Receptor-induced Ca(2+) signals are key to the function of all cells and involve release of Ca(2+) from endoplasmic reticulum (ER) stores, triggering Ca(2+) entry through plasma membrane (PM) "store-operated channels" (SOCs). The identity of SOCs and their coupling to store depletion remain molecular and mechanistic mysteries. The single transmembrane-spanning Ca(2+)-binding protein, STIM1, is necessary in this coupling process and is proposed to function as an ER Ca(2+) sensor to provide the trigger for SOC activation. Here we reveal that, in addition to being an ER Ca(2+) sensor, STIM1 functions within the PM to control operation of the Ca(2+) entry channel itself. Increased expression levels of STIM1 correlate with a gain in function of Ca(2+) release-activated Ca(2+) (CRAC) channel activity. Point mutation of the N-terminal EF hand transforms the CRAC channel current (I(CRAC)) into a constitutively active, Ca(2+) store-independent mode. Mutants in the EF hand and cytoplasmic C terminus of STIM1 alter operational parameters of CRAC channels, including pharmacological profile and inactivation properties.
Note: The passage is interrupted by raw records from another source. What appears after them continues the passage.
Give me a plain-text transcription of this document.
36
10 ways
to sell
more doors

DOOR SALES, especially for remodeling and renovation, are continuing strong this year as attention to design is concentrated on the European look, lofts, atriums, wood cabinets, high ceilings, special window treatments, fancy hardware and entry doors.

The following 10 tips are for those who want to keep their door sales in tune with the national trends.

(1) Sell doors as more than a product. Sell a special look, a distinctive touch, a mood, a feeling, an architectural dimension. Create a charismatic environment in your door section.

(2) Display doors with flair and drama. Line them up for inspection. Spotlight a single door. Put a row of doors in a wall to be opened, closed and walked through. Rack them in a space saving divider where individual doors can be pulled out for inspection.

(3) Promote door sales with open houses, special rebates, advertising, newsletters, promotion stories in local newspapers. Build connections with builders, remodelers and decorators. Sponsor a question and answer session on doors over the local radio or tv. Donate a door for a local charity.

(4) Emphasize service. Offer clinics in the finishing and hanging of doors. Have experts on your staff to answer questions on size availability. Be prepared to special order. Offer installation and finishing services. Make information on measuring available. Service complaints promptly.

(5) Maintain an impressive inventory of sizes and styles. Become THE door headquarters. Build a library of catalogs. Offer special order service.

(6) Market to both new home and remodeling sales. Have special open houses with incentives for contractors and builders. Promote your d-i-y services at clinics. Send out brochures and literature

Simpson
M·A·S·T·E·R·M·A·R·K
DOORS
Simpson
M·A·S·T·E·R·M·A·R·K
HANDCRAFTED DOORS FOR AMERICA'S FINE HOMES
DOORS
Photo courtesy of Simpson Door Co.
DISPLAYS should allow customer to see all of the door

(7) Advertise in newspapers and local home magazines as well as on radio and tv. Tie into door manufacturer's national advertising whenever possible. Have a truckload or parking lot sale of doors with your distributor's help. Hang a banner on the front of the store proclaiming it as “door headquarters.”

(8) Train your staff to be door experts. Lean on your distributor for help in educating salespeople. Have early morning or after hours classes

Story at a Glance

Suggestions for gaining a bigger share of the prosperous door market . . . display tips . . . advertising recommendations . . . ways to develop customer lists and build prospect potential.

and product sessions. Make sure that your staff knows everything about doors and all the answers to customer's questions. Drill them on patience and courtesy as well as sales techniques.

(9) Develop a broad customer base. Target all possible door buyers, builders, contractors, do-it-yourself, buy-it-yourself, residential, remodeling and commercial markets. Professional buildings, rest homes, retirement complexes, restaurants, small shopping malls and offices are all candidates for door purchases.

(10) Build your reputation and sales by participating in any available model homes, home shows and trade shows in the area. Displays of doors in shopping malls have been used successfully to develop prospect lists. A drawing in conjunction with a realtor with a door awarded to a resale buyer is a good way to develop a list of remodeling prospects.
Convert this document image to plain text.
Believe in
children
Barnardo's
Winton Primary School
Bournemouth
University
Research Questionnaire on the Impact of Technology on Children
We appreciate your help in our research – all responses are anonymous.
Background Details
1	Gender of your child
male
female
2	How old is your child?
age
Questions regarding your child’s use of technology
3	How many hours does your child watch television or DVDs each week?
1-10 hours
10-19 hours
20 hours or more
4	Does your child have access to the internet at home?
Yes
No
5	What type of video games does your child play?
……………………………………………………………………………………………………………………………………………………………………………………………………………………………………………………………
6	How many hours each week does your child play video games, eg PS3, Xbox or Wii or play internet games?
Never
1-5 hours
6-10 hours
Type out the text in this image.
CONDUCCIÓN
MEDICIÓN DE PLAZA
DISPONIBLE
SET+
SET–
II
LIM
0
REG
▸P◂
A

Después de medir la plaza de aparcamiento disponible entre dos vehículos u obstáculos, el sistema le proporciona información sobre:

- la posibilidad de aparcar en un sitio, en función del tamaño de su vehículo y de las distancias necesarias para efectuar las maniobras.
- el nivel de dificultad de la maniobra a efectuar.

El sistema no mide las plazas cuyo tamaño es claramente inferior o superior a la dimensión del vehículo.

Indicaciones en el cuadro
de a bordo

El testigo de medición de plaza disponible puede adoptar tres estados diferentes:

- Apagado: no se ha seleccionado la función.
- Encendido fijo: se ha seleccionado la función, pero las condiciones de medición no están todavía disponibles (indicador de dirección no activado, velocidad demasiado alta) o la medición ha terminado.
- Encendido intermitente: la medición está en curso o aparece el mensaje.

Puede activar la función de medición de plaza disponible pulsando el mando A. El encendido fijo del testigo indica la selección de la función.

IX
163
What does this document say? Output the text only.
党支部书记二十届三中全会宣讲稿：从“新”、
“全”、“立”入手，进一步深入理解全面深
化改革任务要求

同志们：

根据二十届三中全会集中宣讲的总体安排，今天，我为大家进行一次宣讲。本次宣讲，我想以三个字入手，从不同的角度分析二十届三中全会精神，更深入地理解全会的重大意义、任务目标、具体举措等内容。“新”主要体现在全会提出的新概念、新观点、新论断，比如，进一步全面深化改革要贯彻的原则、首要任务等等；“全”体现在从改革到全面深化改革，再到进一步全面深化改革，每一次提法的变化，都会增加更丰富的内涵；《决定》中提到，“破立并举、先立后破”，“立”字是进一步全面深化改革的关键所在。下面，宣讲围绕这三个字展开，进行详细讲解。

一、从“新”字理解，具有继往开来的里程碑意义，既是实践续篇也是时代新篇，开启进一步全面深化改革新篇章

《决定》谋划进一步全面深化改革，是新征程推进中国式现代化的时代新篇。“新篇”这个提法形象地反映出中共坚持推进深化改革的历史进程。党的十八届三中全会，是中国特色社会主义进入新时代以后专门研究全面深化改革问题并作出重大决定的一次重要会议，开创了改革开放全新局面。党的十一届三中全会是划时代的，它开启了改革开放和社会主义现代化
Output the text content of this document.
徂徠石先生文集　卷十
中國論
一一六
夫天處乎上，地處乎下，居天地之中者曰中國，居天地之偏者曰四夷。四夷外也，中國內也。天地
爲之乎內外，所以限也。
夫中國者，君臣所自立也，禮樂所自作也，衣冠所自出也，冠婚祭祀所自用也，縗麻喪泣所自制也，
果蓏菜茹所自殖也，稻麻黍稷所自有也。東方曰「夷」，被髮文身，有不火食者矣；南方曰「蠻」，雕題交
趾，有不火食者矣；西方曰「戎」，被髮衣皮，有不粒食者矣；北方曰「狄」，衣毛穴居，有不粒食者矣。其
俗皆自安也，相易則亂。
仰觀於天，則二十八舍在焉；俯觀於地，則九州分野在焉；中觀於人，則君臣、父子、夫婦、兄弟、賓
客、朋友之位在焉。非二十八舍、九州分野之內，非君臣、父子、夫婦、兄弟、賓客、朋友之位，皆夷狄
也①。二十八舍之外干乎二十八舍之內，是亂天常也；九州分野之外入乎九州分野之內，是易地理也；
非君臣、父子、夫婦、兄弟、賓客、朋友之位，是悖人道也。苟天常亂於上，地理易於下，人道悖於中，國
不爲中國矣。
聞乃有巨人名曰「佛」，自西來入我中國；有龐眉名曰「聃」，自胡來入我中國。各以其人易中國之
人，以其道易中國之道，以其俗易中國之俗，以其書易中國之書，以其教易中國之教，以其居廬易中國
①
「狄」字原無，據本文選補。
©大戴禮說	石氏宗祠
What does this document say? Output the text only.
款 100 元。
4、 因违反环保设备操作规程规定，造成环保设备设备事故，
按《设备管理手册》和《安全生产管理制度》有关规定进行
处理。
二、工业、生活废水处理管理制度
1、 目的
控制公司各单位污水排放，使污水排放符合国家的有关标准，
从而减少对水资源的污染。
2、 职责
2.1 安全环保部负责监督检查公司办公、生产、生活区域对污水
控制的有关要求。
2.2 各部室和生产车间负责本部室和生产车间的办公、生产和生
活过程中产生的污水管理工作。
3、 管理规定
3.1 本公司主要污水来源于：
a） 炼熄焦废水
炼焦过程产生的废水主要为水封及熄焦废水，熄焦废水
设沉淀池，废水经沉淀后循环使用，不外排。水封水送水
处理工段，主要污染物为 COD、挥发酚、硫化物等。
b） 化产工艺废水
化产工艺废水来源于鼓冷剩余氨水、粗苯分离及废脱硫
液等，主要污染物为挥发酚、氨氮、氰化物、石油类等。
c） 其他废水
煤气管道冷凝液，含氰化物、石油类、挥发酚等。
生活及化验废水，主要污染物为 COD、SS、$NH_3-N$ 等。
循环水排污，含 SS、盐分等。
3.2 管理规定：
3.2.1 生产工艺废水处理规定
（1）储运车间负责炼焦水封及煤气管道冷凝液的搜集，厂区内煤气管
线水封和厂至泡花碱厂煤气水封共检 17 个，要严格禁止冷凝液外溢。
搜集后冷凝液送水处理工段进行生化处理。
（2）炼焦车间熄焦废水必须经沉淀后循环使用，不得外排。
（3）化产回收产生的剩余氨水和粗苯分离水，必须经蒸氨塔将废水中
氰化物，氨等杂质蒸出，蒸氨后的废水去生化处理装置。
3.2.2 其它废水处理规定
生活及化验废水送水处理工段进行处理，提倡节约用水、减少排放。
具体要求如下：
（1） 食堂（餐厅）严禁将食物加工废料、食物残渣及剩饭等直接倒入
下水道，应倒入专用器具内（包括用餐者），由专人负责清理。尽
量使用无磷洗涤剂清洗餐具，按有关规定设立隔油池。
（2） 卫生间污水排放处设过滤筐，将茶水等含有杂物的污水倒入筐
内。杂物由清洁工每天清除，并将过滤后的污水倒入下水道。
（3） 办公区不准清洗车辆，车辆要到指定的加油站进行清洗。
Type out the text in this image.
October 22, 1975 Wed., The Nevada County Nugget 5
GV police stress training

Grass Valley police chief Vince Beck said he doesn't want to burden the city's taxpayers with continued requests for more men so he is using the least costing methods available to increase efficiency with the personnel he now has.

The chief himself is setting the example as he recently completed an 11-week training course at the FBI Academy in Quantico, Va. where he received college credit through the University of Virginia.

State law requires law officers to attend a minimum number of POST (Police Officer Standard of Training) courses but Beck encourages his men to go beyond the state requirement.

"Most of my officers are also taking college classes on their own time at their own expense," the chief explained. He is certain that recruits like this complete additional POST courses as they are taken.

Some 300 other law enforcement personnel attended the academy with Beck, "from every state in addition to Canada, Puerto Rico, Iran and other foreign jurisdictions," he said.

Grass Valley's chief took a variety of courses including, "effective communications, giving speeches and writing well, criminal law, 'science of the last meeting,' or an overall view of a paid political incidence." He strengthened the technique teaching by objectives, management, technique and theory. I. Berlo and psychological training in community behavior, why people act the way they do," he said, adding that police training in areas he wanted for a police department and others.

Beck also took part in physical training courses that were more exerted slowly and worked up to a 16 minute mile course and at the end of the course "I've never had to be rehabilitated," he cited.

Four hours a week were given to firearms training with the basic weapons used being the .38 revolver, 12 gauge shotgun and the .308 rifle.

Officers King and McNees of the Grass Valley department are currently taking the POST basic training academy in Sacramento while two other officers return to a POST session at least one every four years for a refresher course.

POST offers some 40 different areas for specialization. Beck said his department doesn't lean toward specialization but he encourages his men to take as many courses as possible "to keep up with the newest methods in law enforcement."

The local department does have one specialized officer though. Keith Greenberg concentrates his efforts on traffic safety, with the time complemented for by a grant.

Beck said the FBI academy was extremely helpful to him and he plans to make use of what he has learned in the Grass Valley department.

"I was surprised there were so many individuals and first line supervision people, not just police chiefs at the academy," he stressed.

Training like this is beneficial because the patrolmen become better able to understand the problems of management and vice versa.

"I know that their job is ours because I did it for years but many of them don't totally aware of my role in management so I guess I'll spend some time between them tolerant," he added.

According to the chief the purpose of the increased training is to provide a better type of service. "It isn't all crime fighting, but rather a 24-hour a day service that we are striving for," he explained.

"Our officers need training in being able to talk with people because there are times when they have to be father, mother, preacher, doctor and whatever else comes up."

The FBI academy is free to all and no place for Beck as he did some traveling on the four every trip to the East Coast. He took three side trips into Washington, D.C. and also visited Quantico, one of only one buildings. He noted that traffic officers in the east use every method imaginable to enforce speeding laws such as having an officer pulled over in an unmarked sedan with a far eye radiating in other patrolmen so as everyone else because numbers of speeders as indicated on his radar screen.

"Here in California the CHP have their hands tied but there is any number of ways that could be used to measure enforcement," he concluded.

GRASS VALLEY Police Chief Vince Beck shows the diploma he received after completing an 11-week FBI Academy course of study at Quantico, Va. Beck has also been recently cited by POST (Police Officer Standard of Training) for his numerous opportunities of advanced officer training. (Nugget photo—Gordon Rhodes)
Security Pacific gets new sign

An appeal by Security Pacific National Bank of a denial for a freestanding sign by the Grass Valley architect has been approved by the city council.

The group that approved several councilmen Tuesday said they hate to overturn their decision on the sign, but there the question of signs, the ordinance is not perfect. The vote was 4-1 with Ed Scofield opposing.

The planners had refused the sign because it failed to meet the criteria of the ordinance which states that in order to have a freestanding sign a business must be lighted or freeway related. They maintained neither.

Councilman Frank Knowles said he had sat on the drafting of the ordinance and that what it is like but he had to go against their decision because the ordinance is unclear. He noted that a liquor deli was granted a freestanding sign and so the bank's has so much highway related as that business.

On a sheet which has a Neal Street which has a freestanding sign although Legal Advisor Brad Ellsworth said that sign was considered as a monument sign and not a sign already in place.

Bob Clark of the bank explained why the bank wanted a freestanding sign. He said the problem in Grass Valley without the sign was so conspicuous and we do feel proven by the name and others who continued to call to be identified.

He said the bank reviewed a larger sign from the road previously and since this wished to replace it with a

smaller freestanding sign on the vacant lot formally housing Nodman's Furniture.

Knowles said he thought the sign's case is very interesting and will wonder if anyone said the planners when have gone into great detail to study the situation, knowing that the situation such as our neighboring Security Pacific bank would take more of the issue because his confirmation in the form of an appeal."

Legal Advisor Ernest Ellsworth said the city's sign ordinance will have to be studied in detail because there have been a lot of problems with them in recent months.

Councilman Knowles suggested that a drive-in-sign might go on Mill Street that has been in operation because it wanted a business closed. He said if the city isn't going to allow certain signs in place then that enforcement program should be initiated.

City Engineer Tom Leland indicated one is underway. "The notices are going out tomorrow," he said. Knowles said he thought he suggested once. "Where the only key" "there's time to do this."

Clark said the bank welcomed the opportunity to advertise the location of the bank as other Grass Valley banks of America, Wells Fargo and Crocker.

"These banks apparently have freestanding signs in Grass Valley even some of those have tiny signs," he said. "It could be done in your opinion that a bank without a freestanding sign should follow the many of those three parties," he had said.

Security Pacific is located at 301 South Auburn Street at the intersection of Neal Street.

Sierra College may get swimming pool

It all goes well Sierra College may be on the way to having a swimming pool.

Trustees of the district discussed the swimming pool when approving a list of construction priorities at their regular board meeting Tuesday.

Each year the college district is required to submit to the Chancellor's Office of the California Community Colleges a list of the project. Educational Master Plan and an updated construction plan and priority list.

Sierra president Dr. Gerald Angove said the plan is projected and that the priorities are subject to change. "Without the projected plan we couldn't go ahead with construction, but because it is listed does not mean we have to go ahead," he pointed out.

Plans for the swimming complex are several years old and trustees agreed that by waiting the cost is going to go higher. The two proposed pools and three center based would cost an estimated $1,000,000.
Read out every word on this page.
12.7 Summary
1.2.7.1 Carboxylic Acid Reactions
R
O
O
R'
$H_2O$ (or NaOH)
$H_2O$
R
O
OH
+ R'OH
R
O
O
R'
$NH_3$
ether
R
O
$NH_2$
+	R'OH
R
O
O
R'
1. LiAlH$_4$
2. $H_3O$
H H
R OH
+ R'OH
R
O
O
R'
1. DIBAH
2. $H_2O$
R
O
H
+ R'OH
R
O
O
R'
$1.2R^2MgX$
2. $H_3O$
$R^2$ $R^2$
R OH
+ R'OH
Last, Ab externally applied to the STIM1 N-terminal EF hand blocks both I(CRAC) in hematopoietic cells and SOC-mediated Ca(2+) entry in HEK293 cells, revealing that STIM1 has an important functional presence within the PM. The results reveal that, in addition to being an ER Ca(2+) sensor, STIM1 functions within the PM to exert control over the operation of SOCs. As a cell surface signaling protein, STIM1 represents a key pharmacological target to control fundamental Ca(2+)-regulated processes including secretion, contraction, metabolism, cell division, and apoptosis.